Other symptoms include seizures, vision problems including blindness, migraines, mental health problems, and decreased cognitive function (such as memory or analytical ability) or brain fog.

Over the years, it can cause partial or complete paralysis

“It started with a blurry spot in my eye and within 24/48 hours I lost 95 percent of the vision in my left eye,” she said.

“When I got to the triage table, they said, ‘Oh, we see you’re here for MS,’ and I had a huge emergency breakdown.”

“Those were words I didn’t want to hear.

“It’s like mourning. It was like I had lost my whole life.

Mrs. Hasson was in the hospital for three weeks and after returning home she decided not to give in to her illness.

“I really didn’t know what I was going to be capable of until I started moving and working out,” she told SBS in 2019.

“It was the motivation that I had something to work towards that really pushed me to get back to the level that I felt like at this professional level.”

“I could wake up tomorrow and have a relapse, so I just have to move every day.” I can’t wait for tomorrow because I just don’t know what’s going to happen.

Ms Hanson, who topped half of the Pole Icon competitors at Sydney’s Luna Park on Friday, admitted the trouble took its toll.

“I’m exhausted all the time,” she stated.

“People often see the highlights of my life, but they don’t understand what goes on behind the scenes.”

Multiple sclerosis causes the immune system to mistakenly attack the protective lining of the mind and spine, slowly shutting down the body’s communication methods.

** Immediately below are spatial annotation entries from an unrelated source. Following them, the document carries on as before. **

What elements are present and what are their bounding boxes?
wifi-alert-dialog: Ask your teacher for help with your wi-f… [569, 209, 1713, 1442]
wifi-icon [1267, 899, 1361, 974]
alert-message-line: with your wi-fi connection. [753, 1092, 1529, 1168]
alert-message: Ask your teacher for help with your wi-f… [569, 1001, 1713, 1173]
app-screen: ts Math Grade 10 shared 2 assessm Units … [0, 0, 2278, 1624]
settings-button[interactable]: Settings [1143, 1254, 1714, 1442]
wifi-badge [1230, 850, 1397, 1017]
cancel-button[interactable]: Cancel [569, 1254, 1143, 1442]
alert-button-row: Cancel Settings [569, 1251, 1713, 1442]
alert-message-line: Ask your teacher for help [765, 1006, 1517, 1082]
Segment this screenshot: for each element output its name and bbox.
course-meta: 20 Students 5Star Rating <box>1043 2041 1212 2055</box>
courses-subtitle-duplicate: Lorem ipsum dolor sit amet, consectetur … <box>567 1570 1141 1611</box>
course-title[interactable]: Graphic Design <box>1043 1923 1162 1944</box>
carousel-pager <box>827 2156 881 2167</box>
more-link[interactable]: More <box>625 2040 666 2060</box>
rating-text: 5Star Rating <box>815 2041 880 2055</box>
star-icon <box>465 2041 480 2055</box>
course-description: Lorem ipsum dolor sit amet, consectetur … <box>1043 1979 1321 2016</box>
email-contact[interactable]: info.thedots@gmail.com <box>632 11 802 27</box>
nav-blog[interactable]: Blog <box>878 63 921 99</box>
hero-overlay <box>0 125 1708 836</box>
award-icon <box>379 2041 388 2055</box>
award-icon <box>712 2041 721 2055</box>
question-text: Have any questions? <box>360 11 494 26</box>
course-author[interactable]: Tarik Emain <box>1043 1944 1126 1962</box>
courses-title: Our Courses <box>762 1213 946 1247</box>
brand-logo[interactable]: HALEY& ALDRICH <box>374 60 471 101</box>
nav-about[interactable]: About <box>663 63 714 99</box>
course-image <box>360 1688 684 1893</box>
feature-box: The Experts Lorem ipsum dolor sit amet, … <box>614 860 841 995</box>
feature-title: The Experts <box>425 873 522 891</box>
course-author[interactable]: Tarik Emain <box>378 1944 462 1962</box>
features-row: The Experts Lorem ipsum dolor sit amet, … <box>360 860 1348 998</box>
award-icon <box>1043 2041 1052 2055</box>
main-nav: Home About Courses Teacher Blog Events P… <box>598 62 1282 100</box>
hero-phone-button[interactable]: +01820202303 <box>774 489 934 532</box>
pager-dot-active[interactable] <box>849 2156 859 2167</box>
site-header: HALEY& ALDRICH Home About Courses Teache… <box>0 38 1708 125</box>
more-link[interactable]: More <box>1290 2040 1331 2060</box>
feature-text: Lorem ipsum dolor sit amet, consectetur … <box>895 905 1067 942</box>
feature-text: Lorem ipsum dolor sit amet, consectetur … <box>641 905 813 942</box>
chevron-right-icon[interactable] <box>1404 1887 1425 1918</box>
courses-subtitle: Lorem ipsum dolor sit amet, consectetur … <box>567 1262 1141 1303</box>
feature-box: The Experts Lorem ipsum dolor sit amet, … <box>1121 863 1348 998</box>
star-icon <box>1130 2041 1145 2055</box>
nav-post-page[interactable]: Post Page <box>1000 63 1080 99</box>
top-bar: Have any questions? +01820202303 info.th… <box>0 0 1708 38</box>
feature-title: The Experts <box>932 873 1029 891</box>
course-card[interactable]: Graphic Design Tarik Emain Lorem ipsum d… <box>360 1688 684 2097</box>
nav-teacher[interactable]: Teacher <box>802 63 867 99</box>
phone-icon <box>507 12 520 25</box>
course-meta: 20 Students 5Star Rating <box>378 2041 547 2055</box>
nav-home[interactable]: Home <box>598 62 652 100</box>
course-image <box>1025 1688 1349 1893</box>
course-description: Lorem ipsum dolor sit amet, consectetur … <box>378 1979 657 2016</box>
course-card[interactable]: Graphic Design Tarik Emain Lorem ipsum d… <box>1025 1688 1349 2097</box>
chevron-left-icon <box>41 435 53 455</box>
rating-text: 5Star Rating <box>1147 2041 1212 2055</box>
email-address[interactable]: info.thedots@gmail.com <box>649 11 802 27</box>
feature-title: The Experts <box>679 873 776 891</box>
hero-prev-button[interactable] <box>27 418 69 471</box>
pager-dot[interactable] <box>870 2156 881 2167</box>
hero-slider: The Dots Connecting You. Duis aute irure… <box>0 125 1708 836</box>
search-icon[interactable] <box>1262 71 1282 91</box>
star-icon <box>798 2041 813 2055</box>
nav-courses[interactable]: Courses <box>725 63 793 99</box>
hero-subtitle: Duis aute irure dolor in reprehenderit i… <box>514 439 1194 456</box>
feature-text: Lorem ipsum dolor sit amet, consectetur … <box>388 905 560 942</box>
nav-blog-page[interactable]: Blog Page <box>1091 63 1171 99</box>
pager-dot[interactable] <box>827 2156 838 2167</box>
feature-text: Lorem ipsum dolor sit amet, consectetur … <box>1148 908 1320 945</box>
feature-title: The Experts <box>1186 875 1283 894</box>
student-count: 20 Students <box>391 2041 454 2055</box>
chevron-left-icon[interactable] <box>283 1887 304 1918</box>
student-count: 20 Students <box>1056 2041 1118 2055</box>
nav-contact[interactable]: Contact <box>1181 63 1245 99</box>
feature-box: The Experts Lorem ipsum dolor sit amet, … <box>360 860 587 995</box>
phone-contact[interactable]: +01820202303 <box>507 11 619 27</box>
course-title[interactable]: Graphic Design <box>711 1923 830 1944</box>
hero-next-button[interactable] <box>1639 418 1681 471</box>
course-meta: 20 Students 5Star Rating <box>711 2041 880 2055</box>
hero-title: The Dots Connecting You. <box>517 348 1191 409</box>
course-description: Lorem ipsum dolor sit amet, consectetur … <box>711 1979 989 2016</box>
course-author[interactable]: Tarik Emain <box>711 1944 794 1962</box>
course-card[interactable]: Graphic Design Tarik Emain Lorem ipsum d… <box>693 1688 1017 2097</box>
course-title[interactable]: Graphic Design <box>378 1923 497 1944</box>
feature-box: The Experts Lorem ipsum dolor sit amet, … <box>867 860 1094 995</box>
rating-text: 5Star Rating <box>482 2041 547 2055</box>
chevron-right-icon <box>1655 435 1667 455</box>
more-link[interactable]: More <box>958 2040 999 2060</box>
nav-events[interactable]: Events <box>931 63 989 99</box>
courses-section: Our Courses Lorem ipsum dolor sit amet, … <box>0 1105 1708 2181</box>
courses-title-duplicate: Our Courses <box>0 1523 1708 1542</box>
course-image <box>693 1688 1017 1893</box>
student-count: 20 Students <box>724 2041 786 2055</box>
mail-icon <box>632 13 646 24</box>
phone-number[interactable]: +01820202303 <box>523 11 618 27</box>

Over time, the nervous system begins to interfere. This causes the individual to slowly lose motor function throughout the body structure.

Many sufferers become partially or completely paralyzed after years of fighting the disease.

Ms Hanson says she will keep pole dancing as long as she can and that directing her art can be very rewarding.

Ms Hanson spent three weeks in hospital after being diagnosed with multiple sclerosis in 2017

Despite her illness, Ms Hanson has refused to give up on pole dancing and recently took half in a national showcase

“I love seeing all the women who come in here and completely transform and come out of their shells and be happy and confident,” Ms Hanson said.

“It doesn’t matter your age or height or anything like that, she makes you feel good, everything is fine.”

She had a message of hope for many who shared her plight.

“To all MS warriors, you are amazing,” she said.

“Don’t give up on your dreams. It’s not the end, it’s the beginning.

“So follow your dreams and keep being great.”